No dia do aniversário da capital baiana, o jornal CORREIO DA BAHIA convidou artistas para escrever sobre a cidade. As cantoras Ivete Sangalo, Claudia Leitte e Rosa Passos, os compositores e músicos Carlinhos Brown, Manno Góes, Saulo Fernandes e Marcela Bellas, os diretores teatrais Marcio Meirelles e Fernando Guerreiro, o artista plástico Bel Borba,  o poeta Nelson Macca, os escritores João Filho, Alexis Leila e Mãe Stella de Oxóssi e o produtor cultural Andrezão Gomes atenderam ao convite e produziram os textos para o CORREIO celebrar Salvador neste 29 de março. 

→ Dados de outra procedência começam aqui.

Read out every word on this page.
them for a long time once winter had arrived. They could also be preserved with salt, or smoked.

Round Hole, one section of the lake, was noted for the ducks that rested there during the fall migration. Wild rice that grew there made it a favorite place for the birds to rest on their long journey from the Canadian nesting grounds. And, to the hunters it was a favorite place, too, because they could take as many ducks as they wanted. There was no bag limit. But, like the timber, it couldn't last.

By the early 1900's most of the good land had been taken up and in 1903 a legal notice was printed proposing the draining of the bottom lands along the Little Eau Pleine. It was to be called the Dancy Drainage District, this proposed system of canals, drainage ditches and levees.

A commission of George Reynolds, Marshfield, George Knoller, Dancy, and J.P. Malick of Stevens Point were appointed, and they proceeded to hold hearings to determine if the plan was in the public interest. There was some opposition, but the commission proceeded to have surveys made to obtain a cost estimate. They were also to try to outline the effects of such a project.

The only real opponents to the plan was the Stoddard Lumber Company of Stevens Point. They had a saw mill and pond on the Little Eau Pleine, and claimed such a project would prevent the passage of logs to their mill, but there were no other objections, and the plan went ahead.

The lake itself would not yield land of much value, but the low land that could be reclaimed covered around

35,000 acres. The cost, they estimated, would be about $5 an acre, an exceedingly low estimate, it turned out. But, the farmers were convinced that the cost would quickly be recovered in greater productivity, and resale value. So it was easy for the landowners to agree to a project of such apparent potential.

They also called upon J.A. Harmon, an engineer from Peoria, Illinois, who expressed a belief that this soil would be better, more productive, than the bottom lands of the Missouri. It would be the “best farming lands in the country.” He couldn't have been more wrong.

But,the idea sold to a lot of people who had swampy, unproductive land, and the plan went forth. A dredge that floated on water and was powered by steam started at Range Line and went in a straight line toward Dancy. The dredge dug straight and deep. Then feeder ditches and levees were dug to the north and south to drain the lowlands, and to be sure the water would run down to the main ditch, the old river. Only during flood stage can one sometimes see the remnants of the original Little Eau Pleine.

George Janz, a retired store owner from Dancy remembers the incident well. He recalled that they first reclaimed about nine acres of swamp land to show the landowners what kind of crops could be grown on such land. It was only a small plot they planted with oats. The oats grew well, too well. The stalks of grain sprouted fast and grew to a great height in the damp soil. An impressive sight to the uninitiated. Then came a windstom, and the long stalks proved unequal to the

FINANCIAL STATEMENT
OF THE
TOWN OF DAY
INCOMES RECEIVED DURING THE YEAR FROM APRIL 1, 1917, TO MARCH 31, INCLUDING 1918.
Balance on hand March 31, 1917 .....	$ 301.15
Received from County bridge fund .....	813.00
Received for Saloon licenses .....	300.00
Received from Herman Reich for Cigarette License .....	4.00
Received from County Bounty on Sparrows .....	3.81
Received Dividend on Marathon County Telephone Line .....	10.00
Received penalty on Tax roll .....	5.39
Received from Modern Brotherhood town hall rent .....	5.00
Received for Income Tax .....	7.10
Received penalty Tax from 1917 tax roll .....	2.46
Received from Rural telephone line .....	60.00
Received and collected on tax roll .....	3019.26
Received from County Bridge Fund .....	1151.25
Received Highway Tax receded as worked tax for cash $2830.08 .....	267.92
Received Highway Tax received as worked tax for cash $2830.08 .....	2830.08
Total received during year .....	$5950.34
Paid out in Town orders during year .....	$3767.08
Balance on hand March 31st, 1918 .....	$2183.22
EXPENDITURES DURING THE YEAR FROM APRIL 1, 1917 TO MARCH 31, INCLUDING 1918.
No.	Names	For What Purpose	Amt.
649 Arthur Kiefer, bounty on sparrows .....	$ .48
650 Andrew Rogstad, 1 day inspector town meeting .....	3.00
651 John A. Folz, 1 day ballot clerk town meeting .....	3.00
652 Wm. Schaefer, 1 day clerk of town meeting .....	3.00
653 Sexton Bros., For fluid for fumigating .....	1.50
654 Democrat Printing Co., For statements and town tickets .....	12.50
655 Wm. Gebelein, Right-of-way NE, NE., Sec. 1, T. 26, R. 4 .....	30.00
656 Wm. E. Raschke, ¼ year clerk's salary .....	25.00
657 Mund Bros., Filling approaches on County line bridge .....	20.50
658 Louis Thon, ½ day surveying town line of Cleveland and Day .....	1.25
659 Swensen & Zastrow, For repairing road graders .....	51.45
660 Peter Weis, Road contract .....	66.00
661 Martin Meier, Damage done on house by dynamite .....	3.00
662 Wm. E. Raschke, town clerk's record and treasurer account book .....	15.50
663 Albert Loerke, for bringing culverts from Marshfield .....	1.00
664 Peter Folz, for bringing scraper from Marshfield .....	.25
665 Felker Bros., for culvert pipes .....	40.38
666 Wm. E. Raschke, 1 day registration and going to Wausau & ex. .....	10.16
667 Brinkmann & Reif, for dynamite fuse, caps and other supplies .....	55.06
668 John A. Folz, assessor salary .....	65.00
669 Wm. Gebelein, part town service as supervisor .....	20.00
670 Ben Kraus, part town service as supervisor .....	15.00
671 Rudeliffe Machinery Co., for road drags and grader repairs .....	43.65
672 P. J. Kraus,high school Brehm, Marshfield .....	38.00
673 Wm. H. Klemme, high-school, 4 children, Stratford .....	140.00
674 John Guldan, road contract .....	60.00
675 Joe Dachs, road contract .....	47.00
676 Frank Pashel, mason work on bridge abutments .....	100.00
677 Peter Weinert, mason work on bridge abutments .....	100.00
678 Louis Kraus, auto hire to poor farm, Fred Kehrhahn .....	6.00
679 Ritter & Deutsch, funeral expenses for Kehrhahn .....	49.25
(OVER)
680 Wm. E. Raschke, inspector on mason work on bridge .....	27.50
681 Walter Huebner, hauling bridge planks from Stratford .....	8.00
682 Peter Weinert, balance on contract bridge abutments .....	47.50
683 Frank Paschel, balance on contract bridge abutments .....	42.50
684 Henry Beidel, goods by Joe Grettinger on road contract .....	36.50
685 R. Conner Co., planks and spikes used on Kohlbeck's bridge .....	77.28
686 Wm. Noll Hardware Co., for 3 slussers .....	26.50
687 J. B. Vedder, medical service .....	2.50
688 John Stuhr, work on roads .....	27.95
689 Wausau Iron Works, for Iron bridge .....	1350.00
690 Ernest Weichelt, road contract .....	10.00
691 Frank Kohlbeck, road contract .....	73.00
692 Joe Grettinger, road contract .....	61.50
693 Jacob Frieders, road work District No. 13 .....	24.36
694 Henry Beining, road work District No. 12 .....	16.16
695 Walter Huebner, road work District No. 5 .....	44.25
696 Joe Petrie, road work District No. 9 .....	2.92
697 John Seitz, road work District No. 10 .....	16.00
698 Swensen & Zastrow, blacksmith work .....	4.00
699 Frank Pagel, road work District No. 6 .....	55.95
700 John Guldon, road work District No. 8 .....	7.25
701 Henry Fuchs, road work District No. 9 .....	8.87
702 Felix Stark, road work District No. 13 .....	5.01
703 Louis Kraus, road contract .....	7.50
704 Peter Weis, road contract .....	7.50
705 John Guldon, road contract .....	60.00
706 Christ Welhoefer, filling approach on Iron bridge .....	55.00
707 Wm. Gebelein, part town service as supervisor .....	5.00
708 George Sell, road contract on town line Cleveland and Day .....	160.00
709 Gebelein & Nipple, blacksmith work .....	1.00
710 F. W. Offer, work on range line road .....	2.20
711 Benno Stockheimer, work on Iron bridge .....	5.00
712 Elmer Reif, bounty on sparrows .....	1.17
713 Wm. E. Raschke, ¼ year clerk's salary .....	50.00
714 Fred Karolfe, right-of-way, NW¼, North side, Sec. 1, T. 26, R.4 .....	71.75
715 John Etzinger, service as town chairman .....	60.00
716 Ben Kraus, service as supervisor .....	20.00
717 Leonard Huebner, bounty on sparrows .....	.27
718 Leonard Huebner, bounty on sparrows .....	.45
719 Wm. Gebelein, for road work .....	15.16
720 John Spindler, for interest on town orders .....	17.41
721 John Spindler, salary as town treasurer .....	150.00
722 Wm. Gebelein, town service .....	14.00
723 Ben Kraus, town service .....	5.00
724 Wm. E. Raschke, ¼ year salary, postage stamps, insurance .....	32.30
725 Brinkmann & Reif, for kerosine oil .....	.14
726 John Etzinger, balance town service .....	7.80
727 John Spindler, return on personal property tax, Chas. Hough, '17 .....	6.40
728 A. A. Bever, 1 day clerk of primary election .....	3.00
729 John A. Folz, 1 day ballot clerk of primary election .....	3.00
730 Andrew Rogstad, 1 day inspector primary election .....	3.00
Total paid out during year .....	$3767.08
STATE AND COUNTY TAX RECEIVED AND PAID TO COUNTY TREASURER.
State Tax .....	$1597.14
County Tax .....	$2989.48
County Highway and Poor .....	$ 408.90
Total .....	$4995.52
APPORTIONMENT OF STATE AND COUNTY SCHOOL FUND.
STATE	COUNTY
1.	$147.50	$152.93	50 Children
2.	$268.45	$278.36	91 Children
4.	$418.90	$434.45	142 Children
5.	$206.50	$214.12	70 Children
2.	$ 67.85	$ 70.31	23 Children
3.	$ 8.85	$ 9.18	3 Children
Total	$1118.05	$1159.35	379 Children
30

rocinha - coração oculto do centro histórico

Por  Marcio Meirelles, diretor de teatro, diretor do Teatro Vila Velha e cenógrafo

Do alto do avião olho minha cidade: Salvador. A cidade que escolhi para morar. Escolhi não porque vim de algum outro lugar. Escolhi porque nasci aqui e não quis sair. Conheço várias cidades. Moraria em algumas delas. Mas escolhi estar aqui, passar aqui os meus dias, construir meu trabalho, minha casa.

No início ainda da carreira, quando era um jovem diretor descobrindo um mundo novo e estabelecendo meu caminho nele, quando minha relação com o teatro ainda era como um romance de adolescente, me aconselhavam a sair, ir para outras praças onde talvez a visibilidade fosse maior e pudesse desenvolver uma carreira mais sólida, onde o tempo e o suor empregados no teatro talvez gerassem dividendos mais concretos. Não quis.

Sempre argumentei comigo mesmo que aqui estavam minhas raízes. E quando descobri que as raízes geram um teatro necessário à vila e que por isso é útil. Mais ainda quis ficar. É isso: uma cidade – a polis – é o necessário para o teatro. Assim como o teatro deve ser necessário para ela. A essência do teatro é política ou seja reverbera a polis, conceitua, problematiza, cria parâmetros para discussão e mudança.
Salvador – quanto tempo, quanta história anterior a mim. De Kirimurê a Vila (Velha) do Pereira que deu nome ao teatro onde trabalho e que sempre retornou para a cidade seu reflexo. E toda essa história transformou Salvador numa cidade que não é mais a mesma onde resolvi ficar. Onde resolvi construir o meu caminho no teatro. E penso: ainda quero? Foi neste lugar que resolvi me nutrir e criar?

O mundo mudou. Mas Salvador, talvez mais que o mundo tenha mudado, e não sabemos mais que cidade é esta. Hoje, o teatro soteropolitano sofre (como o do mundo inteiro) uma crise de identidade. Portanto não sabemos que teatro pode representá-la. Num momento em que também sofremos uma crise de representação. Nada mais consegue nos representar. Não queremos. Somos os representantes de nós mesmos, cada um de si próprio – o que é terrível por ser libertário – portanto procuramos. O Teatro Vila Velha, ao longo de seus 50 anos, tem sido fruto e espelho da cidade. E no aniversário desta polis (re)formatada, quase desconhecida, penso do alto do avião, enquanto vejo a cidade se afastar e desaparecer entre as nuvens, que presente podemos te dar e descubro: teatro.

publicado no correio da bahia em 29/03/2014

Publicado em 29/03/2014 | 2 comentários

2 Comentários

  1. Graziele says:

    Que reflexão maravilhosa!!!! Condiz perfeitamente com a realidade dessa cidade, sobretudo, a realidade teatral!!!

  2. cadu says:

    Perfeito. Falou exatamente o que venho sentindo e as ideias que permeiam em minha cabeça!